Once you’re open to that type of thinking, you’re primed for the next level, where you step into the strange and unfamiliar. Take something wild like ballet. No, you’re not auditioning for Swan Lake, but you are hijacking your own movement system and feeding it new rhythms and patterns. A study in the journal Research in Sports Medicine found the intensity of martial arts like Taekwondo is only fractionally higher than ballet because MMA works more of your smaller supporting muscles. The researchers suggest MMA is, in fact, the ideal cross-training tool for ballet dancers to strengthen these supporting muscles and reduce their injury rate.
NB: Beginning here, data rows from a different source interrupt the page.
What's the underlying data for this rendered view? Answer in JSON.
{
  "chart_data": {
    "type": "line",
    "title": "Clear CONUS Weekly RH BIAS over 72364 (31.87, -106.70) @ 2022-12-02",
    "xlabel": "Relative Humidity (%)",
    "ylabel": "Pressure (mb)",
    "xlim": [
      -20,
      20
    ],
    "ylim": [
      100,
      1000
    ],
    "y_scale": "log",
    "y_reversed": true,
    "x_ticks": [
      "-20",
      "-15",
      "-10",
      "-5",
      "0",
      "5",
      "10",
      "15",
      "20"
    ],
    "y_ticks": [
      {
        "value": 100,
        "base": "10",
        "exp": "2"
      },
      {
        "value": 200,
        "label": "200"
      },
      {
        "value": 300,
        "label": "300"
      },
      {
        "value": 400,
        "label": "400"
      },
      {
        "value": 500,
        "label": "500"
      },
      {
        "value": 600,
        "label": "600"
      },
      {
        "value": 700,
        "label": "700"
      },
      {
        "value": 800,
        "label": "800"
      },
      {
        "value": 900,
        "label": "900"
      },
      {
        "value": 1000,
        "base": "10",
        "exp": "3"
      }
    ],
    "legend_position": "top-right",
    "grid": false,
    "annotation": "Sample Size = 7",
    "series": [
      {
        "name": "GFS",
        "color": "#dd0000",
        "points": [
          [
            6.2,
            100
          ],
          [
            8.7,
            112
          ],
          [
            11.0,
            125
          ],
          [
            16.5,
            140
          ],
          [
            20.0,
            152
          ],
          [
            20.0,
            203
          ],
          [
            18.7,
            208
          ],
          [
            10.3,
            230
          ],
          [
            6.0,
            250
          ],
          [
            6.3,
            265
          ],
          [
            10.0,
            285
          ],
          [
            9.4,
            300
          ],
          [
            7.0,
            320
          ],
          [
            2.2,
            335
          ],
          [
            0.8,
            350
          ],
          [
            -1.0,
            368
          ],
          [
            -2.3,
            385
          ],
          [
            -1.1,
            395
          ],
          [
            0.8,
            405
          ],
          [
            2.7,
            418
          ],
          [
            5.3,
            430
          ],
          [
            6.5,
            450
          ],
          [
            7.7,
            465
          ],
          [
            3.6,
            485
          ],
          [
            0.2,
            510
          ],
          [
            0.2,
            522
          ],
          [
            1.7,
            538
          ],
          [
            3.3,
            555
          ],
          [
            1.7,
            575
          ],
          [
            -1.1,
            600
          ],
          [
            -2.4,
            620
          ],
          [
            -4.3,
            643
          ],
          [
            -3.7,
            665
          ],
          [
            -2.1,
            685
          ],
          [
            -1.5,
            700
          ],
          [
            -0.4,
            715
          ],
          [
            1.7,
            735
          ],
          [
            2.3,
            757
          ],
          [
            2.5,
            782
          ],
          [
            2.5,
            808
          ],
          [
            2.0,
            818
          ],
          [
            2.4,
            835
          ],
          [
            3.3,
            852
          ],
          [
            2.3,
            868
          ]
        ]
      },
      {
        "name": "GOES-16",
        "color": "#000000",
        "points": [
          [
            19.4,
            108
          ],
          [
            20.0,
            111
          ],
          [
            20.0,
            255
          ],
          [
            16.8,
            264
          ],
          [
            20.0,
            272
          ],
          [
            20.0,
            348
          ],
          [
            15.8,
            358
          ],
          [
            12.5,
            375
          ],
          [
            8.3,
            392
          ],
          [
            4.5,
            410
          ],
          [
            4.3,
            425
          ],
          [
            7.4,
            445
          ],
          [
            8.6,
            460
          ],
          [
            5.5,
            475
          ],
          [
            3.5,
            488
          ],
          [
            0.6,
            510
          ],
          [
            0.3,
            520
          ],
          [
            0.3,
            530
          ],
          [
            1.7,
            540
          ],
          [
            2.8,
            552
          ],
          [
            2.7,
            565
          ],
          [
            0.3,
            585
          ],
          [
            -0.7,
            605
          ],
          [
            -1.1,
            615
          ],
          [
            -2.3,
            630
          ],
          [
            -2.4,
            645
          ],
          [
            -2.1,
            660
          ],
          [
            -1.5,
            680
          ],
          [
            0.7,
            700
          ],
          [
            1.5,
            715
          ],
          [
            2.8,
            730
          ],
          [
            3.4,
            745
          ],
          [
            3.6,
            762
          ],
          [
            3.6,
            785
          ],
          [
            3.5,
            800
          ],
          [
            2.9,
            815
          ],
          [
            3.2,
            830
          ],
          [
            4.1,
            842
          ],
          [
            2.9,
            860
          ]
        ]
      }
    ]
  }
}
You can imagine this works both ways when you consider NFL greats like Herschelle Walker even performed with the world-renowned Fort Worth Ballet Company. Trading tackles for twirls isn’t insanity. It’s intelligence. This is a strategy that gets you comfortable in discomfort. That awkwardness you feel? That’s just progress with a limp.

TEACHING BUILDS TACTICS

Creativity isn’t just about movement. It’s about mindset. If you want to level up, start teaching and working with others. People exposed to other people’s ideas after sharing their own enhances creativity, says a paper in the journal Learning and Instruction. Breaking down your techniques for someone else and having them do the same for you scrapes away the autopilot you didn’t know was running and forces you to rethink your approach. You’ll find out quickly if your go-to setups are adaptable or just rehearsed choreography. Coaching others is like stacking plates on your mental barbell. It adds clarity to places where there might be confusion and reveals gaps you didn’t know you had. You’ll also notice how stiff and clunky some fighters become under pressure. Creativity shines when things go wrong and your plan A is in pieces. Fighters who’ve trained their minds can improvise without losing control. They pivot. They invent. They adapt. That’s what wins late rounds, comeback fights, and title belts while opponents run through checklists and wonder why none of their plan B’s are working. 

THE REAL MENTAL EDGE

The study didn’t stop at fight performance. It also found that creative fighters are mentally stronger outside the cage. Martial arts training improves emotional regulation, lowers anxiety, and builds resilience. Fortunately, those are the traits you want to have because being stressed tanks your creativity says a paper in Thinking Skills and Creativity. That’s because the same openness to experience that helps you throw a switch kick instead of a jab may also help you bounce back from a bad round, a bad camp, or a stretch of life that feels like one long weight cut. In the research mentioned at the start of this piece, fighters with high creativity scores were also more likely to dodge burnout, stay motivated longer, and maintain a clear head when pressure wants to smother them. That’s no small thing in a sport where one lousy night can nuke your momentum. Building creativity is like building fight insurance. It gives you more tools, more ways to win, and more ways to keep your head on straight when everything’s falling apart.

BUILD IT OR BLOW IT

Fortunately, the researchers found that creativity builds over time, often requiring more than ten years of consistent martial arts training. Ten years sounds like forever, but you’re already on the grind. It’s just about doing it differently. Chase novelty. Play with strategy. Explore instead of executing. If your training partner never makes you uncomfortable or confused, then you’re probably not learning. You’re just rehearsing. You don’t have to become a capoeira wizard overnight. But you do need to break your patterns. If every camp feels like déjà vu, you miss a chance to grow. Add some chaos. Surprise yourself in training. Use your non-dominant side. Visualize five different finishes from the same position, then invent the sixth. Study your opponents, then imagine the exact opposite game plan and run that scenario instead. Make your mind as sharp as your mitts because predictability doesn’t sell, and creativity is the real currency of MMA. It’s not about abandoning the fundamentals. It’s about expanding them because those who operate outside the box are the ones who get remembered after the last round ends.